PILOTS and residents living close to Old Sarum airfield were at a public consultation on multi-million pound plans to develop the site.

Plans for hundreds of homes, aircraft hangars, a visitor and conference centre, and a new restaurant are due to be submitted to Wiltshire Council for outline planning permission next month.

Around 200 people attended the consultation at the airfield’s Skies Cafe on Friday to talk to the airfield operators, architects, archaeologists and engineers.

Associate consultant at Wessex Archaeology Chris Moore said: “People are interested in the preservation and continued use of the airfield. There are also concerns about traffic. Generally speaking, people want to know whether what is being proposed will change the nature of the airfield.”

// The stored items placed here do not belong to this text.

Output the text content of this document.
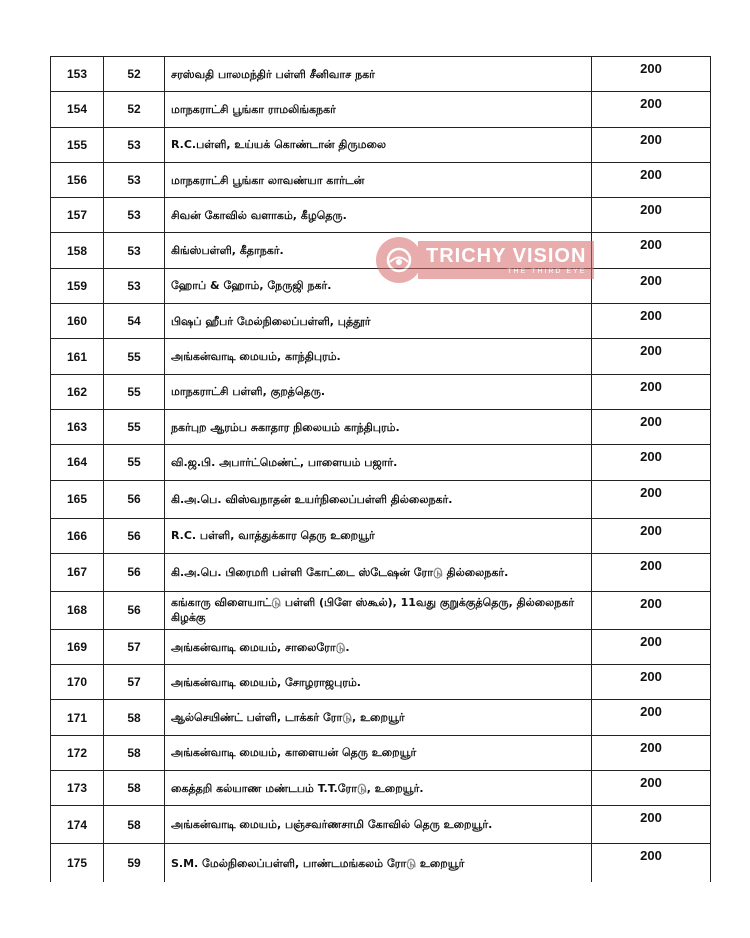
153	52	சரஸ்வதி பாலமந்திர் பள்ளி சீனிவாச நகர்	200
154	52	மாநகராட்சி பூங்கா ராமலிங்கநகர்	200
155	53	R.C.பள்ளி, உய்யக் கொண்டான் திருமலை	200
156	53	மாநகராட்சி பூங்கா லாவண்யா கார்டன்	200
157	53	சிவன் கோவில் வளாகம், கீழதெரு.	200
158	53	கிங்ஸ்பள்ளி, கீதாநகர்.	200
159	53	ஹோப் & ஹோம், நேருஜி நகர்.	200
160	54	பிஷப் ஹீபர் மேல்நிலைப்பள்ளி, புத்தூர்	200
161	55	அங்கன்வாடி மையம், காந்திபுரம்.	200
162	55	மாநகராட்சி பள்ளி, குறத்தெரு.	200
163	55	நகர்புற ஆரம்ப சுகாதார நிலையம் காந்திபுரம்.	200
164	55	வி.ஜ.பி. அபார்ட்மெண்ட், பாளையம் பஜார்.	200
165	56	கி.அ.பெ. விஸ்வநாதன் உயர்நிலைப்பள்ளி தில்லைநகர்.	200
166	56	R.C. பள்ளி, வாத்துக்கார தெரு உறையூர்	200
167	56	கி.அ.பெ. பிரைமரி பள்ளி கோட்டை ஸ்டேஷன் ரோடு தில்லைநகர்.	200
168	56	கங்காரு விளையாட்டு பள்ளி (பிளே ஸ்கூல்), 11வது குறுக்குத்தெரு, தில்லைநகர் கிழக்கு	200
169	57	அங்கன்வாடி மையம், சாலைரோடு.	200
170	57	அங்கன்வாடி மையம், சோழராஜபுரம்.	200
171	58	ஆல்செயிண்ட் பள்ளி, டாக்கர் ரோடு, உறையூர்	200
172	58	அங்கன்வாடி மையம், காளையன் தெரு உறையூர்	200
173	58	கைத்தறி கல்யாண மண்டபம் T.T.ரோடு, உறையூர்.	200
174	58	அங்கன்வாடி மையம், பஞ்சவர்ணசாமி கோவில் தெரு உறையூர்.	200
175	59	S.M. மேல்நிலைப்பள்ளி, பாண்டமங்கலம் ரோடு உறையூர்	200
TRICHY VISION
THE THIRD EYE
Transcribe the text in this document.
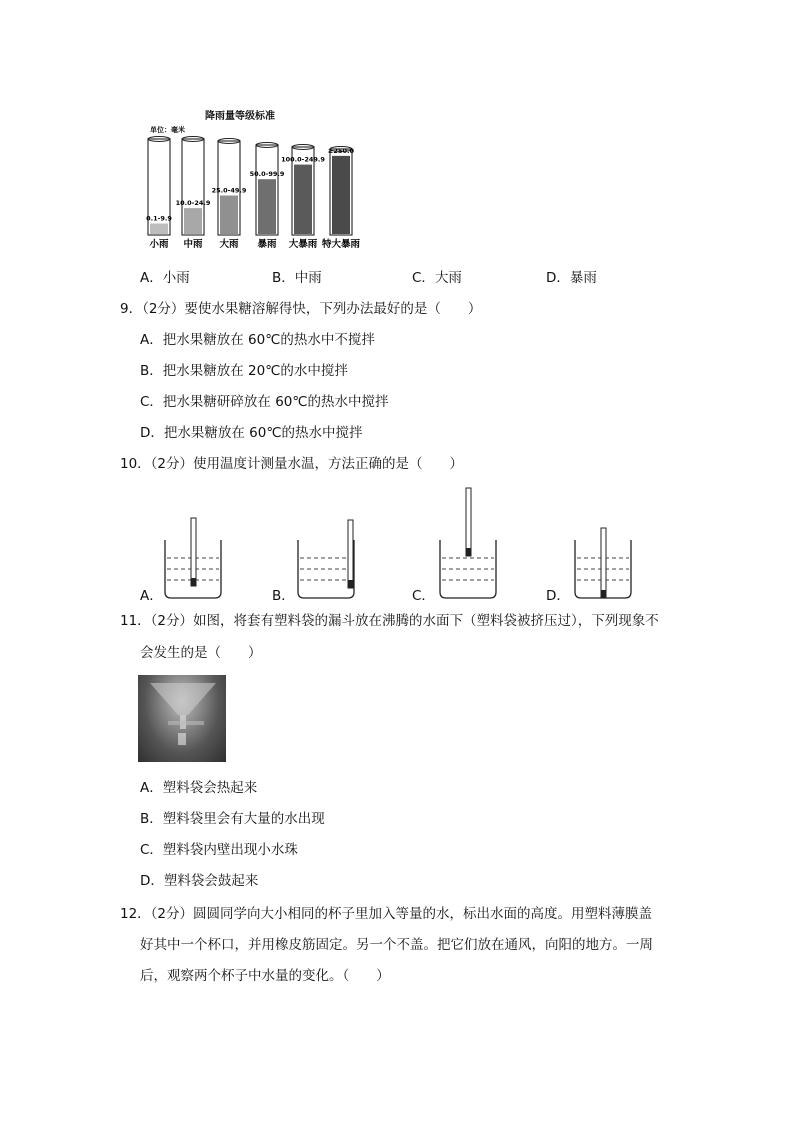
降雨量等级标准
单位：毫米
0.1-9.9
小雨
10.0-24.9
中雨
25.0-49.9
大雨
50.0-99.9
暴雨
100.0-249.9
大暴雨
≥250.0
特大暴雨
A．小雨	B．中雨	C．大雨	D．暴雨
9．（2分）要使水果糖溶解得快，下列办法最好的是（　　）
A．把水果糖放在 60℃的热水中不搅拌
B．把水果糖放在 20℃的水中搅拌
C．把水果糖研碎放在 60℃的热水中搅拌
D．把水果糖放在 60℃的热水中搅拌
10．（2分）使用温度计测量水温，方法正确的是（　　）
A．	B．	C．	D．
11．（2分）如图，将套有塑料袋的漏斗放在沸腾的水面下（塑料袋被挤压过），下列现象不
会发生的是（　　）
A．塑料袋会热起来
B．塑料袋里会有大量的水出现
C．塑料袋内壁出现小水珠
D．塑料袋会鼓起来
12．（2分）圆圆同学向大小相同的杯子里加入等量的水，标出水面的高度。用塑料薄膜盖
好其中一个杯口，并用橡皮筋固定。另一个不盖。把它们放在通风，向阳的地方。一周
后，观察两个杯子中水量的变化。（　　）
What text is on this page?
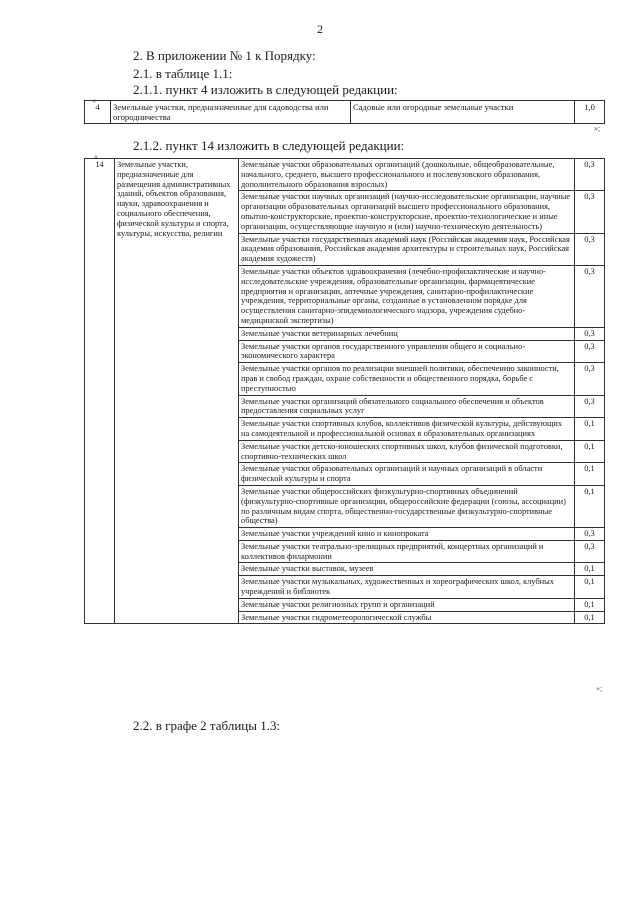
2
2. В приложении № 1 к Порядку:
2.1. в таблице 1.1:
2.1.1. пункт 4 изложить в следующей редакции:
«
4	Земельные участки, предназначенные для садоводства или огородничества	Садовые или огородные земельные участки	1,0
»;
2.1.2. пункт 14 изложить в следующей редакции:
«
14	Земельные участки, предназначенные для размещения административных зданий, объектов образования, науки, здравоохранения и социального обеспечения, физической культуры и спорта, культуры, искусства, религии	Земельные участки образовательных организаций (дошкольные, общеобразовательные, начального, среднего, высшего профессионального и послевузовского образования, дополнительного образования взрослых)	0,3
		Земельные участки научных организаций (научно-исследовательские организации, научные организации образовательных организаций высшего профессионального образования, опытно-конструкторские, проектно-конструкторские, проектно-технологические и иные организации, осуществляющие научную и (или) научно-техническую деятельность)	0,3
		Земельные участки государственных академий наук (Российская академия наук, Российская академия образования, Российская академия архитектуры и строительных наук, Российская академия художеств)	0,3
		Земельные участки объектов здравоохранения (лечебно-профилактические и научно-исследовательские учреждения, образовательные организации, фармацевтические предприятия и организации, аптечные учреждения, санитарно-профилактические учреждения, территориальные органы, созданные в установленном порядке для осуществления санитарно-эпидемиологического надзора, учреждения судебно-медицинской экспертизы)	0,3
		Земельные участки ветеринарных лечебниц	0,3
		Земельные участки органов государственного управления общего и социально-экономического характера	0,3
		Земельные участки органов по реализации внешней политики, обеспечению законности, прав и свобод граждан, охране собственности и общественного порядка, борьбе с преступностью	0,3
		Земельные участки организаций обязательного социального обеспечения и объектов предоставления социальных услуг	0,3
		Земельные участки спортивных клубов, коллективов физической культуры, действующих на самодеятельной и профессиональной основах в образовательных организациях	0,1
		Земельные участки детско-юношеских спортивных школ, клубов физической подготовки, спортивно-технических школ	0,1
		Земельные участки образовательных организаций и научных организаций в области физической культуры и спорта	0,1
		Земельные участки общероссийских физкультурно-спортивных объединений (физкультурно-спортивные организации, общероссийские федерации (союзы, ассоциации) по различным видам спорта, общественно-государственные физкультурно-спортивные общества)	0,1
		Земельные участки учреждений кино и кинопроката	0,3
		Земельные участки театрально-зрелищных предприятий, концертных организаций и коллективов филармонии	0,3
		Земельные участки выставок, музеев	0,1
		Земельные участки музыкальных, художественных и хореографических школ, клубных учреждений и библиотек	0,1
		Земельные участки религиозных групп и организаций	0,1
		Земельные участки гидрометеорологической службы	0,1
»;
2.2. в графе 2 таблицы 1.3:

Yolanda Long, who lives at the bottom of the runway in Ford said: “Where’s all the traffic going to go? I can’t get out of my road at the moment as it is, and if you are going to build that amount of houses, you’ve got to put shops and schools in place.”

Nigel Greenwood of Merrifield Road, Ford, said: “People come to Ford because of its rural feel but it’s close to town. With all these houses, it is being brought into an urban environment.

“We’re also concerned about our access and the safety of the roads, which are treacherous already at times.”

Fears were also expressed about lanes being used as rat runs by parents dropping children off at the new school being built at the nearby Hampton Park II development.

Dickie Bird from Ford said: “I fly here occasionally and I’m concerned that a lot of people will buy a house and then say we can’t have an airfield here because of the noise.

“Whoever is selling these houses needs to make sure people know they will be living by the side of a very historic airfield.”

Old Sarum Airfield Ltd director Grenville Hodge said the feedback had been “very useful”.

“Some of the feedback has involved adding a shop, which I would be delighted to do, and allow for more footpaths around the parish,” he said.

“We have found that people are concerned because they don’t know what’s going to happen but when we explain what we are doing, unless they’re directly affected, they think it’s good and that it’s the right thing to do.”

About 470 homes is to be split into two sections: 320 houses at the western end of the hangars and 150 houses on the south-eastern boundary of the airfield next to Ford, in front of Merrifield Road and Manor Farm Road.

The former is to have a “marina feel” where residents can sit out on balconies and watch aircraft taking off and landing, while the latter is to have arts and crafts-style housing.

Private aircraft hangars in the shape of Spitfire wings are set to include accommodation for owners who want to fly in and stay for the weekend or longer.

The airfield is just one of three in England that has been in continuous use as a grass flying field since construction in World War I and it is the only one of the three currently in civilian use and open to the public.